I wrote this a a short story yesterday, in response to a daily writing prompt. It’s based on a real situation, omitting, of course, names and other identifying factors. I hope you’ll enjoy it–a little change of pace from my typical Sunday posts.
Writing Prompts: Religion and Spirituality
(God speaks directly to you – what does He say?)
I believe that God spoke to people like Moses, Abraham, and others in the Bible. He even spoke to Saul on the Damascus Road. I believe He spoke to the prophets. But today, we have the complete, total, inspired Word of God–the Bible. So, if I did hear God speak to me, audibly, unmistakably, I’d think I was hallucinating. I believe that He has already given the answers we seek through His Word. I also believe that sometimes we need a little help to find those answers, which is one reason I became a counselor in a Christian counseling office. So that’s the direction I’m going to take for this story.
One of the things I enjoyed about being a counselor for 18 years was that there was never one day just like another. There were surprises, Sometimes they weren’t happy surprises, like the time I asked a client, twice, to please clean up his truly foul language. Finally, after a particularly disgusting string of curses, I asked him to either stop cursing or leave. He was furious. Stormed out the door and slammed it hard behind him, shaking the pictures hanging on my wall.
His poor wife, who had to tolerate his mouth and his temper ALL the time, wept quietly. I let her get hold of herself, and when she looked up, she said, “What do I do? He didn’t want to come here today, and when he saw it was a Christian office he almost refused to come in with me. He’s always angry, and I’m at my wits’ end. What do I do?”
In this type of situation, I always start talking to the Lord right from the beginning, because honestly? I don’t really know what to say! I thought of the verse that says, “With a furious man thou shalt not go” (Prov. 22:24) but she was already so wounded, it just didn’t feel right. “God, please give me wisdom, words that are helpful,” was in my mind.
“Has he ever been so angry that he has become physically violent toward you?”
She stared at me as if she’d seen a ghost. “How–how could you know that?” And she was sobbing now, completely broken.
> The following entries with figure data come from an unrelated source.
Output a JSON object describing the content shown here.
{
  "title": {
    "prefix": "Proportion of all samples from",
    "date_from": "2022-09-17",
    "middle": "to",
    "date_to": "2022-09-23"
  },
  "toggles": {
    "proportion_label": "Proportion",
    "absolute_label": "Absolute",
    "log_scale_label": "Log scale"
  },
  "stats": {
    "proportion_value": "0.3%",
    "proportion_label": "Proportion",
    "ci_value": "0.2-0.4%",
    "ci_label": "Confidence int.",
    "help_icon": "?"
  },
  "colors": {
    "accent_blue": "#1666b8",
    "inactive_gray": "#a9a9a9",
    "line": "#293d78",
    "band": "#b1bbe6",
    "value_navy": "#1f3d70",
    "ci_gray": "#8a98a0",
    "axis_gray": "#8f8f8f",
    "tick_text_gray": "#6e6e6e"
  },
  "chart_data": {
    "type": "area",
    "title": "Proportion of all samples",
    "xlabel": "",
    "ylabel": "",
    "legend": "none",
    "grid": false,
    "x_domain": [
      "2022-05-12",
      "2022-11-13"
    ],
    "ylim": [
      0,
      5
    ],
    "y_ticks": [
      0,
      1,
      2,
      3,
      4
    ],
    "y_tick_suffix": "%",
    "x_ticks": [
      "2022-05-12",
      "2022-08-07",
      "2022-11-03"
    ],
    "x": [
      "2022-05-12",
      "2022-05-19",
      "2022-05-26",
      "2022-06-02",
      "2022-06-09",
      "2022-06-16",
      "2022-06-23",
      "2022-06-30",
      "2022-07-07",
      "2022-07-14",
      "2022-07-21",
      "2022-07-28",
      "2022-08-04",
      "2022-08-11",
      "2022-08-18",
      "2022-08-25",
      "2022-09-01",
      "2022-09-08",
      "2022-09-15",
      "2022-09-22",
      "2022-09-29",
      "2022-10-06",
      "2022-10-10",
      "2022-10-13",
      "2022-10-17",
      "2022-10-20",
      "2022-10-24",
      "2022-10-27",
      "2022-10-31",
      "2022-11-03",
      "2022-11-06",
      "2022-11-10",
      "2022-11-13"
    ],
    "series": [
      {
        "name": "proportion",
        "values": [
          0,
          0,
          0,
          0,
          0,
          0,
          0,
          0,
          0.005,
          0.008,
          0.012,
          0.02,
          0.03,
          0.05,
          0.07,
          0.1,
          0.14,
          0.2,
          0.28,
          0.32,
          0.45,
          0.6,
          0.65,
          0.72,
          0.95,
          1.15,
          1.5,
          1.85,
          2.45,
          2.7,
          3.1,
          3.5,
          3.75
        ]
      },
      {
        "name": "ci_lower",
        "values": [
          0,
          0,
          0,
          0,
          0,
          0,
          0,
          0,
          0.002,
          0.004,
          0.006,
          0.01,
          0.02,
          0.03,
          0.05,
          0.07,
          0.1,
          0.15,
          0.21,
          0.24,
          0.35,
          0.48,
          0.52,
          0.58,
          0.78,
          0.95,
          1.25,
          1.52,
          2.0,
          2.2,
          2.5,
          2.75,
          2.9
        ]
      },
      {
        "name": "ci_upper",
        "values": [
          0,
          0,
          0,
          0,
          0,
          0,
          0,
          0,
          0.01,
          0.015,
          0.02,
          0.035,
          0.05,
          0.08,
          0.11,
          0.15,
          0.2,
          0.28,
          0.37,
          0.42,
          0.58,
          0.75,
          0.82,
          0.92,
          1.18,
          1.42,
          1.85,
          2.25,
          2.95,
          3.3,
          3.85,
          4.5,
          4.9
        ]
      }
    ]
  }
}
“Have you ever called the police for help?”
She gave me a broken laugh. “Are you serious? He’s a cop! They protect each other. It would only be worse!”
“Has he hurt you enough that you needed a doctor? Hospital? The ER?”
“No, please just listen now. This cannot go on, because he will only escalate. I know, every time he hurts you he says how sorry he is and he’ll never do it again. But he will, and you both know he will. I can’t make you look for help, but you have to know that there are safe houses, Protection from Abuse orders, legal steps you can take to protect yourself. I can help you find a place–“
“I don’t have a car. He won’t let me. There’s no way—“
“Yes, there is. Surely you have a friend, a relative, a neighbor you can call when he’s at work?”
“Well–yes, I guess so, but I’d feel so guilty! It’s like sneaking behind his back!”
“Okay, look. You have two–or three– choices. Stay and put up with his temper until he puts you back in the hospital, and tell whatever doctor who is caring for you. Tell the truth. Say you need help. You can do that, or stay until he kills you. Or, you can let me help you make a plan that will work. The choice is yours.”
And in the back of my mind, the words “Be still, and know that I am God” (Psalm 46:10) whispered. So I waited, allowing her the time to really think about what we had said.
And that is how God speaks to me. Sometimes He uses verses I didn’t even know I had memorized, but a lifetime of Bible memory certainly has yielded a rich harvest to help guide me when I don’t know where to go or what to say. His words are always wiser than mine.